Солнце, не покидай плена свинцовых туч. Предметы не отбрасывали теней.
– Знаешь, проблема в том, что это ты носишься со своей исключительностью и нечеловечностью, как не знаю с чем. Быть частью человека – признавать свою природу как принадлежность к биологическому виду, быть частью человечества – осознавать себя частью популяции, в которой ты живешь. А вот отрицать это… Это же сродни отрицанию ошибок. Можно зажмурить глаза и орать на всю улицу, что солнце больше не взойдет, так как я так сказал. Я сказал – темно, и мне темно! Вот видите – темно. (Ты глаза-то открой, солнце) Думаешь, ты всем мешаешь жить, потому что тебя боятся все и вся и ты такой крутой злодей и ты ужасен и опасен и избран судьбой. не… со стороны это выглядит так – ты стоишь посреди оживленного перекрестка, зажмурив глаза и орешь о солнечном затмении. И все вынужденны тебя обходить. А ты еще и руками машешь. И обойти можно не всегда. Поэтому и спотыкаются. Пейзаж его поэзии – пустыня. Он орет, но все глухие. Хотели тебя, болезного, увести в безопасное место, так ты в лоб зазвездил. Так если и глаза закрыть и уши воском залить, легко представить, что один такой посреди пустыни стоишь.

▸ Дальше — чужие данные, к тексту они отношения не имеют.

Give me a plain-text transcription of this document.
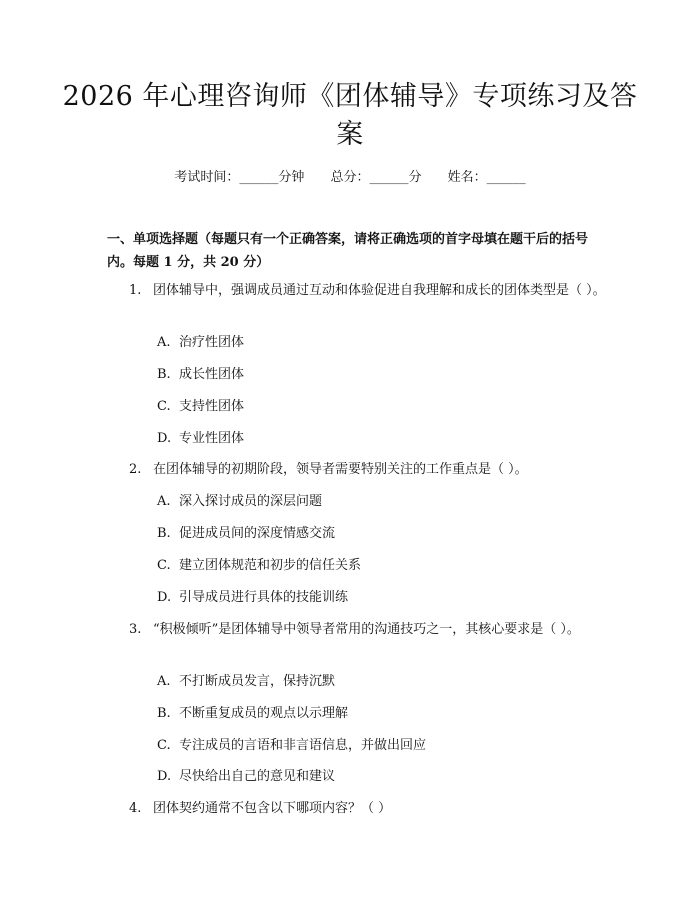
2026 年心理咨询师《团体辅导》专项练习及答案
考试时间：______分钟 总分：______分 姓名：______
一、单项选择题（每题只有一个正确答案，请将正确选项的首字母填在题干后的括号内。每题 1 分，共 20 分）
1. 团体辅导中，强调成员通过互动和体验促进自我理解和成长的团体类型是（ ）。
A. 治疗性团体
B. 成长性团体
C. 支持性团体
D. 专业性团体
2. 在团体辅导的初期阶段，领导者需要特别关注的工作重点是（ ）。
A. 深入探讨成员的深层问题
B. 促进成员间的深度情感交流
C. 建立团体规范和初步的信任关系
D. 引导成员进行具体的技能训练
3. “积极倾听”是团体辅导中领导者常用的沟通技巧之一，其核心要求是（ ）。
A. 不打断成员发言，保持沉默
B. 不断重复成员的观点以示理解
C. 专注成员的言语和非言语信息，并做出回应
D. 尽快给出自己的意见和建议
4. 团体契约通常不包含以下哪项内容？（ ）
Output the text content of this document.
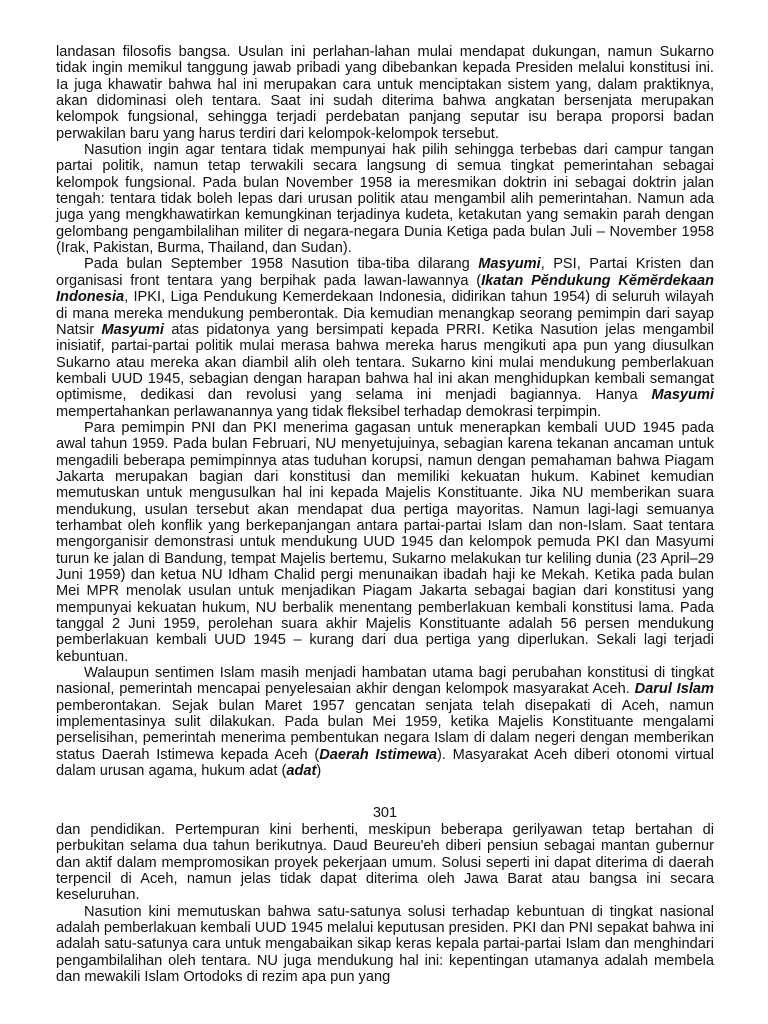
landasan filosofis bangsa. Usulan ini perlahan-lahan mulai mendapat dukungan, namun Sukarno tidak ingin memikul tanggung jawab pribadi yang dibebankan kepada Presiden melalui konstitusi ini. Ia juga khawatir bahwa hal ini merupakan cara untuk menciptakan sistem yang, dalam praktiknya, akan didominasi oleh tentara. Saat ini sudah diterima bahwa angkatan bersenjata merupakan kelompok fungsional, sehingga terjadi perdebatan panjang seputar isu berapa proporsi badan perwakilan baru yang harus terdiri dari kelompok-kelompok tersebut.

Nasution ingin agar tentara tidak mempunyai hak pilih sehingga terbebas dari campur tangan partai politik, namun tetap terwakili secara langsung di semua tingkat pemerintahan sebagai kelompok fungsional. Pada bulan November 1958 ia meresmikan doktrin ini sebagai doktrin jalan tengah: tentara tidak boleh lepas dari urusan politik atau mengambil alih pemerintahan. Namun ada juga yang mengkhawatirkan kemungkinan terjadinya kudeta, ketakutan yang semakin parah dengan gelombang pengambilalihan militer di negara-negara Dunia Ketiga pada bulan Juli – November 1958 (Irak, Pakistan, Burma, Thailand, dan Sudan).

Pada bulan September 1958 Nasution tiba-tiba dilarang Masyumi, PSI, Partai Kristen dan organisasi front tentara yang berpihak pada lawan-lawannya (Ikatan Pĕndukung Kĕmĕrdekaan Indonesia, IPKI, Liga Pendukung Kemerdekaan Indonesia, didirikan tahun 1954) di seluruh wilayah di mana mereka mendukung pemberontak. Dia kemudian menangkap seorang pemimpin dari sayap Natsir Masyumi atas pidatonya yang bersimpati kepada PRRI. Ketika Nasution jelas mengambil inisiatif, partai-partai politik mulai merasa bahwa mereka harus mengikuti apa pun yang diusulkan Sukarno atau mereka akan diambil alih oleh tentara. Sukarno kini mulai mendukung pemberlakuan kembali UUD 1945, sebagian dengan harapan bahwa hal ini akan menghidupkan kembali semangat optimisme, dedikasi dan revolusi yang selama ini menjadi bagiannya. Hanya Masyumi mempertahankan perlawanannya yang tidak fleksibel terhadap demokrasi terpimpin.

Para pemimpin PNI dan PKI menerima gagasan untuk menerapkan kembali UUD 1945 pada awal tahun 1959. Pada bulan Februari, NU menyetujuinya, sebagian karena tekanan ancaman untuk mengadili beberapa pemimpinnya atas tuduhan korupsi, namun dengan pemahaman bahwa Piagam Jakarta merupakan bagian dari konstitusi dan memiliki kekuatan hukum. Kabinet kemudian memutuskan untuk mengusulkan hal ini kepada Majelis Konstituante. Jika NU memberikan suara mendukung, usulan tersebut akan mendapat dua pertiga mayoritas. Namun lagi-lagi semuanya terhambat oleh konflik yang berkepanjangan antara partai-partai Islam dan non-Islam. Saat tentara mengorganisir demonstrasi untuk mendukung UUD 1945 dan kelompok pemuda PKI dan Masyumi turun ke jalan di Bandung, tempat Majelis bertemu, Sukarno melakukan tur keliling dunia (23 April–29 Juni 1959) dan ketua NU Idham Chalid pergi menunaikan ibadah haji ke Mekah. Ketika pada bulan Mei MPR menolak usulan untuk menjadikan Piagam Jakarta sebagai bagian dari konstitusi yang mempunyai kekuatan hukum, NU berbalik menentang pemberlakuan kembali konstitusi lama. Pada tanggal 2 Juni 1959, perolehan suara akhir Majelis Konstituante adalah 56 persen mendukung pemberlakuan kembali UUD 1945 – kurang dari dua pertiga yang diperlukan. Sekali lagi terjadi kebuntuan.

Walaupun sentimen Islam masih menjadi hambatan utama bagi perubahan konstitusi di tingkat nasional, pemerintah mencapai penyelesaian akhir dengan kelompok masyarakat Aceh. Darul Islam pemberontakan. Sejak bulan Maret 1957 gencatan senjata telah disepakati di Aceh, namun implementasinya sulit dilakukan. Pada bulan Mei 1959, ketika Majelis Konstituante mengalami perselisihan, pemerintah menerima pembentukan negara Islam di dalam negeri dengan memberikan status Daerah Istimewa kepada Aceh (Daerah Istimewa). Masyarakat Aceh diberi otonomi virtual dalam urusan agama, hukum adat (adat)

301

dan pendidikan. Pertempuran kini berhenti, meskipun beberapa gerilyawan tetap bertahan di perbukitan selama dua tahun berikutnya. Daud Beureu'eh diberi pensiun sebagai mantan gubernur dan aktif dalam mempromosikan proyek pekerjaan umum. Solusi seperti ini dapat diterima di daerah terpencil di Aceh, namun jelas tidak dapat diterima oleh Jawa Barat atau bangsa ini secara keseluruhan.

Nasution kini memutuskan bahwa satu-satunya solusi terhadap kebuntuan di tingkat nasional adalah pemberlakuan kembali UUD 1945 melalui keputusan presiden. PKI dan PNI sepakat bahwa ini adalah satu-satunya cara untuk mengabaikan sikap keras kepala partai-partai Islam dan menghindari pengambilalihan oleh tentara. NU juga mendukung hal ini: kepentingan utamanya adalah membela dan mewakili Islam Ortodoks di rezim apa pun yang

«Интересно, как скоро зацветут каштаны? Иногда лошадей приносили в жертву военным вождям. А иногда королей – убивали на могилах лошадей. Мертвые кобылы так жалобно ржали. Мне жаль лошадей. У женщин влажные глаза лошадей. Женщины прекрасны только со спины. А красота мира ценнее в момент увядания и первых признаках распада. Запах разложения и хрипы умирающих. Моя мантия из строгих трубных нот заката. Призраки Элюара и РэмбО – моя свита».
– Нет, нет, вы говорите, я слушаю. Вы хотите поговорить о Рембо? А о Верлене?
Ветер с гор снова налетел, будто с силой хотел затолкать слова обратно в глотку. Приходилось перекрикивать:
За утренней мглою Сквозят пустыри
Печалью былою Вечерней зари
Печалью былою До края полны
Вечерней зарею Рожденные сны,
Не зная возврата, Нездешние сны,
Они, как закаты Песчаной страны,
Уходят куда-то И гаснут впотьмах
Печальней заката В песчаных холмах.
«Когда-нибудь эти кости распашут трактором. И не заметят. Тонкой струйкой, с талыми водами, я впаду в океан, в это лоно планеты.»
– Мэржы, мэржы! – крикнул по-румынски, думая, что, может, мертвый поймет румынский лучше, чем русский. – Уверен? А что, если выкопают, почтут за останки какого павшего война? Очистят аккуратно, да и в музей краеведческий отдадут? И будешь лежать в стеклянной коробочке на глазах у изумленной публики.
«Снесут на холм, под самое солнышко? Бун. Даже кости пахнут. Горелой краской, железом и бензином. Железо, кровь. Вонь войны. А ведь я был рыцарем. У них на шлемах султаны из хвостов лошадей. На знаменах бунчуки из хвостов собак. Свернул не туда. Айюря! Хитрость пленного: на допросе попытаться выдать себя за итальянца. Домну мя. Чего ни сделаешь? чему были зрителем эти глаза? Черви выели их. Сапоги взял. Бес попутал. Хорошие были сапоги. У меня была красивая лошадь. И красивые сапоги. А у них были танки, зенитки и пулеметы. Драк – это черт по-местному. Знал ли ты? Мальчик, милый, добрый мальчик. Какой язык твоей матери? На каком языке она пела тебе колыбельную?»